Reference number Name Age (years) Sex
Chimpanzee 1 Hatsuka 4 Female
Chimpanzee 2 Iroha 4 Female
Chimpanzee 3 Loi 17 Male
Chimpanzee 4 Misaki 12 Female
Chimpanzee 5 Mizuki 15 Female
Chimpanzee 6 Natsuki 7 Female
Chimpanzee 7 Tsubaki 16 Female
Chimpanzee 8 Zamba 17 Male
DOI: 10.7717/peerj.2304/table-1

Three individuals, whose faces were presented to the subjects as familiar-face stimuli, also participated in the study (Loi, Misaki and Zamba). Although these three individuals saw their own faces on a screen in the experiment, our previous study using the electroencephalography (EEG) recording showed that no significant difference was observed between self- and familiar-face recognition (Fukushima et al., 2013). This finding may be caused by past experiences with informal tests of mirror self-recognition and recognition of self-images on TV monitors (S Hirata, K Fuwa & M Myowa-Yamakoshi, 2015, unpublished data). Thus, we presented self-face stimuli as ‘familiar’ faces to the three individuals. This is consistent with a previous study that showed animals failed to treat self images any differently than other familiar faces, which suggests that the subjects found self images to be familiar given the glass and other reflective surfaces present in their outdoor habitats (Vonk & Hamilton, 2014).

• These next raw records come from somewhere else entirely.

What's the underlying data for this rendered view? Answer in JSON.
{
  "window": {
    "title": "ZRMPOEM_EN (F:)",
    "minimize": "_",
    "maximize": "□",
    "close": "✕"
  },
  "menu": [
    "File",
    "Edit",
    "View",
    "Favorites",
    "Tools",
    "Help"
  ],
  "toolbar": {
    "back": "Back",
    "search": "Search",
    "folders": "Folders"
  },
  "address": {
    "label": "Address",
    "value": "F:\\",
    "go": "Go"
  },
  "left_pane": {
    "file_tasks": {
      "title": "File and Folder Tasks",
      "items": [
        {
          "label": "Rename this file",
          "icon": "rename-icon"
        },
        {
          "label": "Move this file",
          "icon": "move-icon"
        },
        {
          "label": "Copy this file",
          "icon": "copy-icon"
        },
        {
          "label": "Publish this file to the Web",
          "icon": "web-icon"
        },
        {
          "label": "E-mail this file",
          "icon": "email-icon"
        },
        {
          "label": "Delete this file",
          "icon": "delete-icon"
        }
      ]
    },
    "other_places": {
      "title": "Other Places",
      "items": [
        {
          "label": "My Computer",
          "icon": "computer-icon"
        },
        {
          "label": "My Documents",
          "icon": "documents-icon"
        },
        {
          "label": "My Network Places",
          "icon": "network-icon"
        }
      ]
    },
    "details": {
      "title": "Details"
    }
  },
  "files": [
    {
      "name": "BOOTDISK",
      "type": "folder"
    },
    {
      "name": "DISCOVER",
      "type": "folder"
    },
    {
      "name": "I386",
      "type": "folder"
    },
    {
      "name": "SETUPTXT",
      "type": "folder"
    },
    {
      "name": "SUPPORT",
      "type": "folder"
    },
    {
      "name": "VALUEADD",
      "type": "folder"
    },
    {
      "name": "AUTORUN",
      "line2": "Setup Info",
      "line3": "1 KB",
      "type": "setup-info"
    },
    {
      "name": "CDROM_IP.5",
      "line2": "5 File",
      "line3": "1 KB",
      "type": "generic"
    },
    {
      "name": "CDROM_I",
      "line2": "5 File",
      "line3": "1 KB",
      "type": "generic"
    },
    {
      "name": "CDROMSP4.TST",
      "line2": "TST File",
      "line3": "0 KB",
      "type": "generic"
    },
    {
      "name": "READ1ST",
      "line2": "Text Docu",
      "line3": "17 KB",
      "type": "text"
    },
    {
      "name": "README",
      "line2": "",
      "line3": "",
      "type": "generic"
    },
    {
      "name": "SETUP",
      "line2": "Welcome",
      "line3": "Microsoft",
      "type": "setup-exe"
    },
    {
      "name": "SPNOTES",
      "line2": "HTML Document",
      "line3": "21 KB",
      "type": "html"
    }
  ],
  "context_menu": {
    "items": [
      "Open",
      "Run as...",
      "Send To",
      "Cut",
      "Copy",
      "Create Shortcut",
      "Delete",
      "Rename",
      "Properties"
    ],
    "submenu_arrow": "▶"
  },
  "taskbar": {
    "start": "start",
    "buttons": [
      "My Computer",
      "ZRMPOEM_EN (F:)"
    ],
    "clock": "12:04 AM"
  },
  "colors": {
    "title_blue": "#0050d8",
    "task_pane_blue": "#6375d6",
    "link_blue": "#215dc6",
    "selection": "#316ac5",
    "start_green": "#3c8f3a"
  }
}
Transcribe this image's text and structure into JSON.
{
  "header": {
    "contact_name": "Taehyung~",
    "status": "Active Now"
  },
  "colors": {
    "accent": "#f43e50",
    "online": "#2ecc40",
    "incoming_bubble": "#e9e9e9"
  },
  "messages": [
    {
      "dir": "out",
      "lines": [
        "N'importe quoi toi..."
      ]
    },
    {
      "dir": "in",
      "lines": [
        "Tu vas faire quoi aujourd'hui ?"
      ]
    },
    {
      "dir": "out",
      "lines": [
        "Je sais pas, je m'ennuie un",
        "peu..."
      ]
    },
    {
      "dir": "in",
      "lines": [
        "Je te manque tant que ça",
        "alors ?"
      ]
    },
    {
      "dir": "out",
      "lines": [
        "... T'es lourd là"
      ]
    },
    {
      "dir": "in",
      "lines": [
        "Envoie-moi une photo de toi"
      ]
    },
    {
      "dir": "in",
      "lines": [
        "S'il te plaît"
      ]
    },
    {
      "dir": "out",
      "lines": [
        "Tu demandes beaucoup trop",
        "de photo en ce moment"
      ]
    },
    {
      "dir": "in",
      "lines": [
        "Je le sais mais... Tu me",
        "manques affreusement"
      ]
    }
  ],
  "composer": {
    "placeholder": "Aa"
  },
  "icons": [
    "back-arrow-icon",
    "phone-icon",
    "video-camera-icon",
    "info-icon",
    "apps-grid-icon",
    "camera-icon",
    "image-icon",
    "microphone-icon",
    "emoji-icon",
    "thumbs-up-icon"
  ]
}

The relative dominances and kinship structures between each subject and familiar-face stimuli were tabulated (Tables S1S2).

Experimental apparatus

The subjects sat in an experimental room (3 m × 2 m × 2.5 m, L × W × H) and viewed the images on a 17-inch LCD screen (1,024 × 768 pixels) at a distance of 60 cm. The eye movements of the chimpanzees were recorded using a table-mounted eye tracker (Tobii T60, Stockholm, Sweden) (Hirata et al., 2010).

Stimuli description

Prior to the experiments, coloured and frontal-orientation photographs of familiar (in-group) chimpanzees and novel chimpanzees (from an out-group housed at the Kumamoto Sanctuary, Wildlife Research Centre, Kyoto University) were taken. Each photograph was rotated in-plane to horizontally align the interpupil distance and was then resized to 512 × 680 pixels (at a distance of 60 cm with approximately 13.3 × 17.4 degrees of visual angle). Using computer morphing software (Sqirlz Morph 2.1: Xiberpix, Solihull, UK,, approximately 350 points were positioned on each chimpanzee face (approximately 100 points for facial contour and 250 for facial parts) to delineate specific facial landmarks (e.g., distinctive wrinkles under the eyes, across the muzzle, and in the ear region) (Debruine et al., 2008; Parr et al., 2012). To create intermediate faces, a familiar face and a novel face were morphed together using the software (Sqirlz Morph 2.1) to produce a new face incorporating 50% of the familiar face and 50% of the novel face by calculating the mean shape and colour of the constituents (Fig. 1) (Matsuda et al., 2012). A previous study showed that chimpanzees could detect facial similarities between mothers and sons but not between mothers and daughters (Parr & De Waal, 1999), which suggests that chimpanzees are better at detecting facial similarities among males; consequently, we morphed two photographs of male chimpanzees to create an intermediate face. Intermediate faces were created from photographs of different chimpanzees than those used as the familiar face and novel face stimuli; this step was taken to prevent an adaptation effect that could occur when the chimpanzees were repeatedly presented with images of the same faces (even though the morphs bore only partial resemblance to the original faces).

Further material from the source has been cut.